Welcome to Cautious Optimism, a newsletter on tech, business, and power.
Monday! Our economic calendar for the week is here, in case you want to find out how barren the next five days’ earnings reports will prove; even the companies with offset economic calendars are going quiet. This is how quarters end.
Looking to the present, today we’re looking at IPO receipts, Microsoft’s new personnel issues, and AI revenue. To work! — Alex
📈 Trending Up: Oregonian spine … The EU, after Moldovan elections … superintelligence? … state mineral capacity … leveraged video game purchases by petrostates … print is alive? … shootings in America … AI in Excel?
📉 Trending Down: Federal employment … no disaster response … the right to dissent … X-India relations … Marissa Mayer … fuel availability in Russia … the Russian navy … surviving the Lunar night
Chart of the Day
PitchBook data indicates that we’re near the tail end of the best quarter for IPOs since 2021. But it doesn’t feel like that because Q3’s results aren’t really that much better than what we saw earlier this year and for brief periods in 2023 and 2024:
Still, a consistent increase in IPO receipts here in the States means that material amounts of venture cash is being recycled at last. That should lower the tension between LPs and their venture partners, and potentially unlock more capital for startup investment. Viva la IPO Boomlet, may it continue into the fourth quarter and 2026.
Things That Matter
Microsoft is more solvent than the government: Recent coverage of Microsoft’s low borrowing costs compared to the United States government underscores an interesting moment in time. Microsoft is currently more solvent than the United States government, the market tells us by offering to lend to the company at a lower rate. (Treasury bills have long been considered one of the safest investments possible, so the news does carry some punch.)
As the Wall Street Journal points out, demand for corporate debt is hot at the moment, which helps explain the situation, but Microsoft is also locked in a race with other trillion-dollar companies to build ever-increasing compute capacity. The company reported capex of $24.2 billion last quarter, and expects that to rise further in its current fiscal year.
And investors are still willing to lend it cash at lower rates than to the government. This is because despite making massive investments, the company is still incredibly profitable and growing at a comfortable clip. So much for over-investment…
Elsewhere, folks are beginning to worry even more loudly that some data center buildout is financially precarious. The gist is that by using debt to fund its compute contracts, Oracle is taking on real risk. True, but for now, the market is content to fill its debt offerings.
Who runs Microsoft? POTUS wants Microsoft to fire Lisa Monaco, the company’s recently hired president of global affairs. Her sin is that she was formerly deputy attorney general of the United States during the Biden administration, and per Trump, a “senior National Security aide under” Obama. That’s enough for POTUS to demand her extirpation, with the President writing that “Microsoft should immediately terminate” her employment.
Bluster?
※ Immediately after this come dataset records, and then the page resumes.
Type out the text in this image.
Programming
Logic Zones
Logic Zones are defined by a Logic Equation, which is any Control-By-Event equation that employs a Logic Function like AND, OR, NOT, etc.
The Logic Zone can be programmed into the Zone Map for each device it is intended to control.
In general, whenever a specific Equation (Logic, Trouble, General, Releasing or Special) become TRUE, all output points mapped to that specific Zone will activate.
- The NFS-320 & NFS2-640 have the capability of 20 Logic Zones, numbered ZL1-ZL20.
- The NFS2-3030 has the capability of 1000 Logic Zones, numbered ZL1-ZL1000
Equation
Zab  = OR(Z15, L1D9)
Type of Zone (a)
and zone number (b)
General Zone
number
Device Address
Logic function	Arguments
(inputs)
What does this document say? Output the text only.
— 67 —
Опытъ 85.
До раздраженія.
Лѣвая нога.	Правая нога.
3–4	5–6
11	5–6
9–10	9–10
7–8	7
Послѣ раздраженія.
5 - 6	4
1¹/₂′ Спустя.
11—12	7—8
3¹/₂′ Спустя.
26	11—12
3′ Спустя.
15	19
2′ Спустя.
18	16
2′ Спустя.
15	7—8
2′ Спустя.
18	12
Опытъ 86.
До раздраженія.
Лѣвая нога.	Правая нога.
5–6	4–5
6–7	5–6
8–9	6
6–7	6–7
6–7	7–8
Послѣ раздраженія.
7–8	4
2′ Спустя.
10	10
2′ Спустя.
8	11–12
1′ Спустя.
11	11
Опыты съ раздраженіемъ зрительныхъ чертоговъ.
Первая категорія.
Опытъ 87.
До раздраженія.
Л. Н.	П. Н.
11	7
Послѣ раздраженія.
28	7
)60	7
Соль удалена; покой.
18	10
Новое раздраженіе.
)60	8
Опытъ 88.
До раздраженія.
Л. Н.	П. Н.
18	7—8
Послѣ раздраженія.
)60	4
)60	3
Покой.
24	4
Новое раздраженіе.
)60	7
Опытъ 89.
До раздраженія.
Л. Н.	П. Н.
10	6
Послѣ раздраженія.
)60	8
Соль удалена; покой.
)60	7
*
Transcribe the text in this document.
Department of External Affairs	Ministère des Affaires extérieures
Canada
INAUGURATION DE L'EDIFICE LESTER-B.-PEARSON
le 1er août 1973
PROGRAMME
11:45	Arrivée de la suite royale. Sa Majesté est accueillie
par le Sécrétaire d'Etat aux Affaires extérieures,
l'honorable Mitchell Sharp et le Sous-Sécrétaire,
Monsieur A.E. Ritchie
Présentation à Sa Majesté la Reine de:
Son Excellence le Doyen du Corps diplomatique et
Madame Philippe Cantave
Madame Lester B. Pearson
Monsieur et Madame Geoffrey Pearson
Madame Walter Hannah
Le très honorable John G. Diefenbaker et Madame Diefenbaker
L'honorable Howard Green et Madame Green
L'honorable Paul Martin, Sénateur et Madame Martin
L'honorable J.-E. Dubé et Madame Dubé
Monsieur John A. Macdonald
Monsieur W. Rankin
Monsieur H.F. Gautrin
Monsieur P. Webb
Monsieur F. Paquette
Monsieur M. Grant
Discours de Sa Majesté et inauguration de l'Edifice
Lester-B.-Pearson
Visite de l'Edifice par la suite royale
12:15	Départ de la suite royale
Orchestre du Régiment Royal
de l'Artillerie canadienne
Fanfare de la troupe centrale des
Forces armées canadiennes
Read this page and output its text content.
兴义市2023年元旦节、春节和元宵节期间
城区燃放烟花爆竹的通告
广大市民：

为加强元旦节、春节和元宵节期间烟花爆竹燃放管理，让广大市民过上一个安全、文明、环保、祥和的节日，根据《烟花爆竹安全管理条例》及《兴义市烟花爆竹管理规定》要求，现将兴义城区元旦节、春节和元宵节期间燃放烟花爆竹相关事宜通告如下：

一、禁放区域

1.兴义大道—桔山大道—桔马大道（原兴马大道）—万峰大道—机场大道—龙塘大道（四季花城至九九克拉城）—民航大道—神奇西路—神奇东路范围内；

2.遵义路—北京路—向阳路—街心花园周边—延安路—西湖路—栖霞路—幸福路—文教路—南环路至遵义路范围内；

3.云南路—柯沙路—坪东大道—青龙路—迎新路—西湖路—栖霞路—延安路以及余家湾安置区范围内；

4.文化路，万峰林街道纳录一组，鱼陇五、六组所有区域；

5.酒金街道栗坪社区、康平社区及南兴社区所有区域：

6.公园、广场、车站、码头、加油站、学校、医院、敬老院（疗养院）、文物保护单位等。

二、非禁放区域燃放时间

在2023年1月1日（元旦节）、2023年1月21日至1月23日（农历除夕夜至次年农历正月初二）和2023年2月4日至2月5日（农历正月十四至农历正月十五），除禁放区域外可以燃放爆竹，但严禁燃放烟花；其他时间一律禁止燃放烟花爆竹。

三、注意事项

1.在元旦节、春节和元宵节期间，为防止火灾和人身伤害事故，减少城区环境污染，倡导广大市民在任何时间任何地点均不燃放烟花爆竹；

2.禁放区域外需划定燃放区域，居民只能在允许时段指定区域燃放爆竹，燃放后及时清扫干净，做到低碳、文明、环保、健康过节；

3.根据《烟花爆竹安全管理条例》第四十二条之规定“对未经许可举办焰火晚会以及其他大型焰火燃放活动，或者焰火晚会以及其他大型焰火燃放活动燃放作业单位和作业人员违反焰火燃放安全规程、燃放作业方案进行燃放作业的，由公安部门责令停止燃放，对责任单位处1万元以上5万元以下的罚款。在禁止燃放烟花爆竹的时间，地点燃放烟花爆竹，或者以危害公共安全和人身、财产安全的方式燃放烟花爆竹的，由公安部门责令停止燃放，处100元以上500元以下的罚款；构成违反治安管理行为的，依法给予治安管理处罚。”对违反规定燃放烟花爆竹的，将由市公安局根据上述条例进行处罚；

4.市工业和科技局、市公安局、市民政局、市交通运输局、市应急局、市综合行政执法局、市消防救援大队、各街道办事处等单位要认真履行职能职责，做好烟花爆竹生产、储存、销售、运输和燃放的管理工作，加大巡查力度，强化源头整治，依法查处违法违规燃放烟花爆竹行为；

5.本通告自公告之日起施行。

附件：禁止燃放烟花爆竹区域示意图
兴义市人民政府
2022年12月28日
Bullshit? Who knows!? POTUS directly cited “major contracts that Microsoft has with the United States Government” in his post on Truth Social, which is about as subtle as a thug looking around your shop and telling you it would be a shame if something happened to it. So far, it appears that Microsoft has not caved to the demand.
Imagine a Democratic administration demanding that Meta stop hiring former Trump staffers.
Some folks told me that the Monaco situation isn’t a big deal; she can just get a job elsewhere. Don’t give up on capitalism so quickly, friends. Turning your political rivals into economic pariahs is much more than sparring.
We’re not giving up on Taiwanese independence, are we? As the TikTok deal inches closer to a resolution, a broader economic arrangement between the United States and China remains a possibility. The WSJ reports that China’s leader, Xi Jinping, wants the United States to change its posture on Taiwan’s independence from “neutral position to one that actively aligns with Beijing against Taiwanese sovereignty” as part of a larger agreement.
I presume you would join me in saying hell no to that. In practical terms, dissolving the smaller nation’s independence would require an invasion, and in doing so, China would render Taiwan’s chipmaking facilities moot. Not merely through military engagement, but because TSMC is prepared for such an eventuality and has plans to shutter its facilities in the event of an invasion. Critical chip manufacturing equipment provider, Dutch ASML, can also scupper its equipment on the island if needed.
Which brings us to China’s recent move away from Nvidia and towards homegrown chips, and the United States’ ambitions to produce half of its needed chips domestically. Those are moves one might expect from nations desperate to control their destiny in a de-globalizing world, or what one would anticipate from two countries ready to take the global chipmaking crown jewel offline. Keep an eye on cross-Pacific conversations.